You may want to get the hot water running in your shower before reading. This part is especially creepy:
“Perhaps the question most people have is: How do the rest of us get an invite? Can an Average Joe join the bacchanalia?
After 60 minutes in the Olympic Village on Tuesday evening, I’m surprised to say that the answer is ‘yes.
Then, in his infinite wisdom, Hines decided to leave just enough clues so that anyone with an internet connection could figure who these athletes are. We won’t add them to this story, but suffice it say it didn’t take long for some to figure it out.
Slate, rightly pointed out that,”With his dubious premise established, Hines proceeds to out athlete after athlete, providing enough information about each Olympian he encounters for anyone with basic Google skills to uncover their identities. (After several minutes of Googling, I surmised the identities of five of the gay athletes Hines described.) I’m not going to repeat his descriptions, because — as Hines himself acknowledges! — some of them live in ‘notoriously homophobic’ countries and remain closeted at home.”
Congrats on the big scoop. Yes, some Olympic athletes are gay and — gasp — like to have sex in their spare time. Also, water is wet.
But before you get all judgy, Hines had this to say in his defense:
“For the record, I didn’t lie to anyone or pretend to be someone I wasn’t — unless you count being on Grindr in the first place — since I’m straight, with a wife and child. I used my own picture (just of my face…) and confessed to being a journalist as soon as anyone asked who I was.”
Hey Daily Beast, if you’re that desperate for clicks, here’s a follow-up idea: “Straight Writers Who Have No Clue About Human Decency.” We’re thinking 500 words. Just interview people in your newsroom, easy breezy!
On a more serious note, one has to wonder how this piece got through TDB’s editors without being flagged. We asked their PR people, but so far no cigar. The site did, however, include an editor’s note by Editor in Chief, John Avlon, at the bottom of the original story, acknowledging the backlash:
“A number of readers complained to The Daily Beast after the publication of the original iteration of this story. We take such complaints seriously because a central part of The Daily Beast’s mission is to fight for full equality and equal treatment for LGBT people around the world. Publishing an article that in any way could be seen as homophobic is contrary to our mission.

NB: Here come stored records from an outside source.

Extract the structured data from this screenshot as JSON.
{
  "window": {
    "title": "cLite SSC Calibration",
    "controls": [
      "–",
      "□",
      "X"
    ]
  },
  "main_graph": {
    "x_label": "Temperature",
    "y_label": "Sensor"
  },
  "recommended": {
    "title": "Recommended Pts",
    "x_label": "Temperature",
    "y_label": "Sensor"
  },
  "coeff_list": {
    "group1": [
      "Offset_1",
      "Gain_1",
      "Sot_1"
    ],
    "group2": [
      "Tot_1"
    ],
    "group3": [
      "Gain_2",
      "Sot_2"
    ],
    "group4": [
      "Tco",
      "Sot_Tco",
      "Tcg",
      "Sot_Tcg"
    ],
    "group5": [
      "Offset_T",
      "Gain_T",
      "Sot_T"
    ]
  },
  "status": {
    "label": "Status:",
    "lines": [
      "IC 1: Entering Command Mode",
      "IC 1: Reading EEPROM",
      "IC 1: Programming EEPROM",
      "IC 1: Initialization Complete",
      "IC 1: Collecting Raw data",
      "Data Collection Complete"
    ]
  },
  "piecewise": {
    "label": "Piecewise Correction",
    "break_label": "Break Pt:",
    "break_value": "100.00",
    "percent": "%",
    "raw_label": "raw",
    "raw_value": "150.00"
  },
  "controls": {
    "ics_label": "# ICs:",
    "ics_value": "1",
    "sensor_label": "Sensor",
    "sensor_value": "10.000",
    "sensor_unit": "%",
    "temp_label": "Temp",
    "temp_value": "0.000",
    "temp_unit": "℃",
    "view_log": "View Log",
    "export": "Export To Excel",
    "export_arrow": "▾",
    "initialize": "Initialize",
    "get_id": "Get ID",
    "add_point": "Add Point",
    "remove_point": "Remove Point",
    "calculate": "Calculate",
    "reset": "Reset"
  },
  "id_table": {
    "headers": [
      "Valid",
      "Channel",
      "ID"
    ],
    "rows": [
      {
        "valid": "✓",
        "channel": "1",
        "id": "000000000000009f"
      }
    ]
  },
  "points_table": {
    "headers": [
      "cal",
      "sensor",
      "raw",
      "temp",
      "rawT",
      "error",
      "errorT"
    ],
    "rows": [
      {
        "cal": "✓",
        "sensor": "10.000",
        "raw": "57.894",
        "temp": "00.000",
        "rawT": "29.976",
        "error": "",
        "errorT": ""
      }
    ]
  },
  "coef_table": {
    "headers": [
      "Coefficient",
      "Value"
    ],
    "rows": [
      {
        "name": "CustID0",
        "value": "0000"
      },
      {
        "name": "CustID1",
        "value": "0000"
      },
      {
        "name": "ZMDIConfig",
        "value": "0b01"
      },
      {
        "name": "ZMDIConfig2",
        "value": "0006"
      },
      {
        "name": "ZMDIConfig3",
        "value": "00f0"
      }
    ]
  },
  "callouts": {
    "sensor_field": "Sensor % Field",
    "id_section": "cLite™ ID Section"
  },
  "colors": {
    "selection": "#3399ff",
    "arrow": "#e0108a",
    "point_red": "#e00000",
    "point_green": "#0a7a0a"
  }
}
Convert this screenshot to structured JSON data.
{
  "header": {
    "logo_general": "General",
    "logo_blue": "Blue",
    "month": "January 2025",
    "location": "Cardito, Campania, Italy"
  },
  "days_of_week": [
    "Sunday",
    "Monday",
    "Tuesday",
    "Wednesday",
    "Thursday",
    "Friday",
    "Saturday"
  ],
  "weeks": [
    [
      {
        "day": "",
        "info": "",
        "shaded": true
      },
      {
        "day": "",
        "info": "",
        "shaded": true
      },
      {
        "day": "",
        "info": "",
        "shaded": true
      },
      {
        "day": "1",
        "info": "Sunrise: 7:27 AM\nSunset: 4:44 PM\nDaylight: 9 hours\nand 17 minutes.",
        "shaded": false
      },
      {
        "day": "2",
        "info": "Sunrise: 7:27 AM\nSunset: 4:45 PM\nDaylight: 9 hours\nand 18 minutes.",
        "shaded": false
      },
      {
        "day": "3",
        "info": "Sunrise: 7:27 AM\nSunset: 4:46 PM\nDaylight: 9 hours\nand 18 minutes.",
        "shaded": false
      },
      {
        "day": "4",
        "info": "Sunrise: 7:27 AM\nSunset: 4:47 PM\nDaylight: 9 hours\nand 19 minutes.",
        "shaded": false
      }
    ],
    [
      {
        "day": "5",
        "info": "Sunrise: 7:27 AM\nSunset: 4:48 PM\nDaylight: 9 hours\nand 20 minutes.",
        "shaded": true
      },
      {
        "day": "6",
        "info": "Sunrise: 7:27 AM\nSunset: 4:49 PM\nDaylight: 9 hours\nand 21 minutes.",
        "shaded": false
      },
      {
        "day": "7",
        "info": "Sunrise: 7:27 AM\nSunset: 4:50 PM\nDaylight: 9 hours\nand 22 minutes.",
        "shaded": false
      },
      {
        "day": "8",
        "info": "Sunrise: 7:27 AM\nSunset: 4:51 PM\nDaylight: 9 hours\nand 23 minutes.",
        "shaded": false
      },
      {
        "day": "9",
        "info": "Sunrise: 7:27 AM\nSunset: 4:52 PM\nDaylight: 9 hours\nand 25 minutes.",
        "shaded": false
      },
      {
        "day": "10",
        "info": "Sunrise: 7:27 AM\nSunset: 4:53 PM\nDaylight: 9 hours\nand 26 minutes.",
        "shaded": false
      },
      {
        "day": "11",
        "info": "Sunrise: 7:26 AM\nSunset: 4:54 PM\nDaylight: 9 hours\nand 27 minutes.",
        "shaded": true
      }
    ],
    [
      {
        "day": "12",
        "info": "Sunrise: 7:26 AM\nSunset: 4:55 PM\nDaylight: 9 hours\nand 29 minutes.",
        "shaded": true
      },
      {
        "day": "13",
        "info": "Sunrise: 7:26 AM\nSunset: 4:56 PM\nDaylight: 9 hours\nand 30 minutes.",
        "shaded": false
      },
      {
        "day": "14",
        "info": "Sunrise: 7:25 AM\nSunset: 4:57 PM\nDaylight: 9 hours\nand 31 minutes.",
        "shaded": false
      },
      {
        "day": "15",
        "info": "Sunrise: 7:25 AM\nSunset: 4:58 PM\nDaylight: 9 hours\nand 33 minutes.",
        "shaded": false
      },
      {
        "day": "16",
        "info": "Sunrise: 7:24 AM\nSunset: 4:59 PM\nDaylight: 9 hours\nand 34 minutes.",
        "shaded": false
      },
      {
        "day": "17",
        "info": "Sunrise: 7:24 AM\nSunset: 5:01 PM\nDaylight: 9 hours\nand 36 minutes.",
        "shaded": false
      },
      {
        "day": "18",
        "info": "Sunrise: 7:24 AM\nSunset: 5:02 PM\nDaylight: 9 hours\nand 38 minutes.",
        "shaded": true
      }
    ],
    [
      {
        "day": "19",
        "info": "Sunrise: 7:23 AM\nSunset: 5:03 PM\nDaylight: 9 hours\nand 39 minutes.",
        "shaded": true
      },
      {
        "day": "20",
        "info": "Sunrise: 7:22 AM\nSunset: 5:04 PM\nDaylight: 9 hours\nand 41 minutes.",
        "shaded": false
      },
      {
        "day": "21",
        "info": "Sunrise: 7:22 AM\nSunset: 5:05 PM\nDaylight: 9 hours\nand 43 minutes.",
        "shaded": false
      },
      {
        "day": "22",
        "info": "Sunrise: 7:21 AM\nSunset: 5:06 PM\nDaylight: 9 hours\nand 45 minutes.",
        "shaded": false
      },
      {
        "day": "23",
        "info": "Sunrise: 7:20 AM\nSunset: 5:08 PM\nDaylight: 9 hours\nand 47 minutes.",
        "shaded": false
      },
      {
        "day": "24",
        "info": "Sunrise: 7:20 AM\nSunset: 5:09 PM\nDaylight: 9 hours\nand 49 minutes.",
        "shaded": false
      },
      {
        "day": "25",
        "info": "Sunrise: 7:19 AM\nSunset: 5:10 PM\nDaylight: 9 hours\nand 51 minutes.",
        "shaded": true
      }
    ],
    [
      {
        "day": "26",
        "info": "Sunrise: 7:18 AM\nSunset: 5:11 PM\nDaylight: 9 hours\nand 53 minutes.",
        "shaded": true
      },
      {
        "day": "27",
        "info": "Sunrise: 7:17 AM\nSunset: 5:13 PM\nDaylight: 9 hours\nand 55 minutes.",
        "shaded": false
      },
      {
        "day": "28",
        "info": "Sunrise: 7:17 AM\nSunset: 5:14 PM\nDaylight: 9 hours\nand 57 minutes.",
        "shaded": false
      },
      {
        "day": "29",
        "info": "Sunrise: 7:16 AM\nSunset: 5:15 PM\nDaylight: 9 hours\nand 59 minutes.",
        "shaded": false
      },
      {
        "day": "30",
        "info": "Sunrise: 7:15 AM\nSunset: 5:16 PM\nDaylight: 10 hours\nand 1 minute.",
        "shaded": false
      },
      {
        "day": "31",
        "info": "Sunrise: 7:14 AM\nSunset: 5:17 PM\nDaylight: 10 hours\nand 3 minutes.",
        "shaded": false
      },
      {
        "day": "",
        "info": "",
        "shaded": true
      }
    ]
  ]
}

There was legitimate concern that the original version of this story might out gay male athletes, even by implication, or compromise their safety. This was never our reporter’s intention, of course. No names were ever used and some of the profiles described were of straight women. But there was a concern that even mentioning the home nation of some gay athletes could compromise their safety. We apologize for potentially jeopardizing that safety in any way. As a result, we have removed all descriptions of the men and women’s profiles that we previously described.
The concept for the piece was to see how dating and hook-up apps were being used in Rio by athletes. It just so happened that Nico had many more responses on Grindr than apps that cater mostly to straight people, and so he wrote about that. Had he received straight invitations, he would have written about those. He never claimed to be anyone he was not, did not offer anything to anyone, and immediately admitted that he was a journalist whenever he was asked who he was.
Some readers have read Nico as mocking or sex-shaming those on Grindr. We do not feel he did this in any way. But it’s up to us to deliver stories that are so clear, they can’t be misinterpreted–and we clearly fell short of that standard in this article.
Accordingly, we have made some editorial changes to the article, responding to readers’ concerns, and are again sorry for any upset the original version of this piece inspired.”
Editor’s note: the author of this post is a former Daily Beast contributor.